When it comes to how I interacted on social media or blogging platforms before 2017, I walked the line between genuine self-expression and performative self-censorship. I noticed that a lot of my online contributions were heavily influenced by what I thought people wanted to read from me.
If you’d asked me on Tuesday how many people in my regular sphere of interaction knew about this blog, I would have told you that it had been shared with exactly two friends, and my mom.
If you asked me the same question today, the answer would be four friends, my mom, and the entire readership of Refinery29 who made it to the comment section on my Money Diary…… Someone asked if I had a blog, and I posted the link. I was nervous and a little excited, and I realised that the content on my blog is pretty similar to the Money Diary. Maybe someone would enjoy it, too!
Now, as I’m prepping my posts for Friday and Saturday, I’m feeling uncharacteristically self-conscious. Before sharing the link to my blog, I never stopped to think about who would like my content or who would read it, because those things fundamentally did not matter to me. The process of writing, posting, and chronicling my personal journey this year was enough because it was for me.
There were days when nobody (not even my mom!) visited my blog, and that was, and is, completely OK. I’m not trying to start a side hustle, I didn’t plan on this blog becoming a source of any income or emotional validation, and I don’t intend to start now.
I listen to a podcast called The Friend Zone, and one of the the things that Fran said in an episode awhile back stuck with me : I am not for everyone. She talks about that concept in the context of deciding who to work with and what ideas to represent, and it applies very, very cleanly to this blog.
In trying not to get a big head over the (temporary?) jump in readership, I’m reminding myself of that fact : I am not for everyone.
This blog is not for everyone.
Anyone is welcome to read this blog, but it is written for me, as part of the biggest personal projects I’ve ever undertaken.

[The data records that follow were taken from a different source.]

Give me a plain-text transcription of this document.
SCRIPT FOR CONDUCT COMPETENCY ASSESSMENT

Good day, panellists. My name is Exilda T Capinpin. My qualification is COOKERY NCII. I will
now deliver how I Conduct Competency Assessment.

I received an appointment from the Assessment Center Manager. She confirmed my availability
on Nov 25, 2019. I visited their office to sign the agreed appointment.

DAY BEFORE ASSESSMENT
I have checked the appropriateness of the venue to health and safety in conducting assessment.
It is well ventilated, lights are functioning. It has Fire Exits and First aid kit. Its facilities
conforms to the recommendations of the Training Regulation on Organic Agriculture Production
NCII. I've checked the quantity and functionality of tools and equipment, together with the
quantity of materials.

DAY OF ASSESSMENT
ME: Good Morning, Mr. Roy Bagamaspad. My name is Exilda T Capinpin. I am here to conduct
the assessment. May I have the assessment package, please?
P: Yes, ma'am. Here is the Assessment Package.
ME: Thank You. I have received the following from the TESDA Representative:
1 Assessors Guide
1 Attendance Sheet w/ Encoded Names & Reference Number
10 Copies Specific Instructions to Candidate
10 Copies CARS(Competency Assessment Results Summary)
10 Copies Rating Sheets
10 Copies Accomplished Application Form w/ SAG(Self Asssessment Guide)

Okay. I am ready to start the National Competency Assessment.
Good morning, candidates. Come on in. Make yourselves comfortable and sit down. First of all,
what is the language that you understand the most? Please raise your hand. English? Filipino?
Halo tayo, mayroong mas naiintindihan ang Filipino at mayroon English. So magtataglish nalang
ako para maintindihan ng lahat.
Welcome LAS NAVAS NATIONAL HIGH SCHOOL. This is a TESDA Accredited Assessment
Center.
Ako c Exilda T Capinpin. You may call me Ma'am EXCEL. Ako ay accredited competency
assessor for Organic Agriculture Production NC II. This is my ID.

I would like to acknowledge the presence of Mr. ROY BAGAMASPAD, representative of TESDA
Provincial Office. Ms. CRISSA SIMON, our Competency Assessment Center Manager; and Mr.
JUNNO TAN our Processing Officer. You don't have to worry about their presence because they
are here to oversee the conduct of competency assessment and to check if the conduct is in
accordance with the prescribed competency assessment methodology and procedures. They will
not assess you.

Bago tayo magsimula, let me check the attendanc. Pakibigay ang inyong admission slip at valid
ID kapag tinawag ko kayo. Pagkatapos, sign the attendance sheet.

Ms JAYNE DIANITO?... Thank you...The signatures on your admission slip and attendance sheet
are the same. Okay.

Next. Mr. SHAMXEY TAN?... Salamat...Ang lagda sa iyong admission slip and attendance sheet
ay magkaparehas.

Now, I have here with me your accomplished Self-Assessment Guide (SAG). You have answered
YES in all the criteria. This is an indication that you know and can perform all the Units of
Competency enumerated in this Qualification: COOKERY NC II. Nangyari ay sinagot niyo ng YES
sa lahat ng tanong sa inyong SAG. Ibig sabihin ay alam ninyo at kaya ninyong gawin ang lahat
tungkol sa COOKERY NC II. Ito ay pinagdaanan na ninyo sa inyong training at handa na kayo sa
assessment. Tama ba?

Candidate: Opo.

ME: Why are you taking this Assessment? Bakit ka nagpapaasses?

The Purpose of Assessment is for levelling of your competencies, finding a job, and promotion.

I’m learning about my relationship with money, the environment, my body, my physical, mental, and emotional health. I’m reflecting on my romantic relationship, my professional growth, and my friendships. I’m working through stages of my life that have been as deeply challenging as they have been rewarding.
I don’t want to start censoring myself to appeal to a wider audience. I want to maintain my sense of devotion to myself and to my growth. I am my audience, and that is enough.
It brings me joy to think that someone can derive value from my experiences and my reflections. I hope that if people are taking the time to read what I write that it is rewarding for them! I hope that it nurtures someone on their own journey, or provides a contrast so that someone is able to see their own situation in a different light.
But what I remind myself of today, and what I will remind myself of as the readership drops back down to a couple of people on WordPress, and my mom, this blog is already standing in its purpose.
Paradoxically, a commitment to genuine self-expression make make this platform more attractive to outside readers, but I don’t want to let that supersede its ultimate purpose.
This blog is here to change my life, and it already has.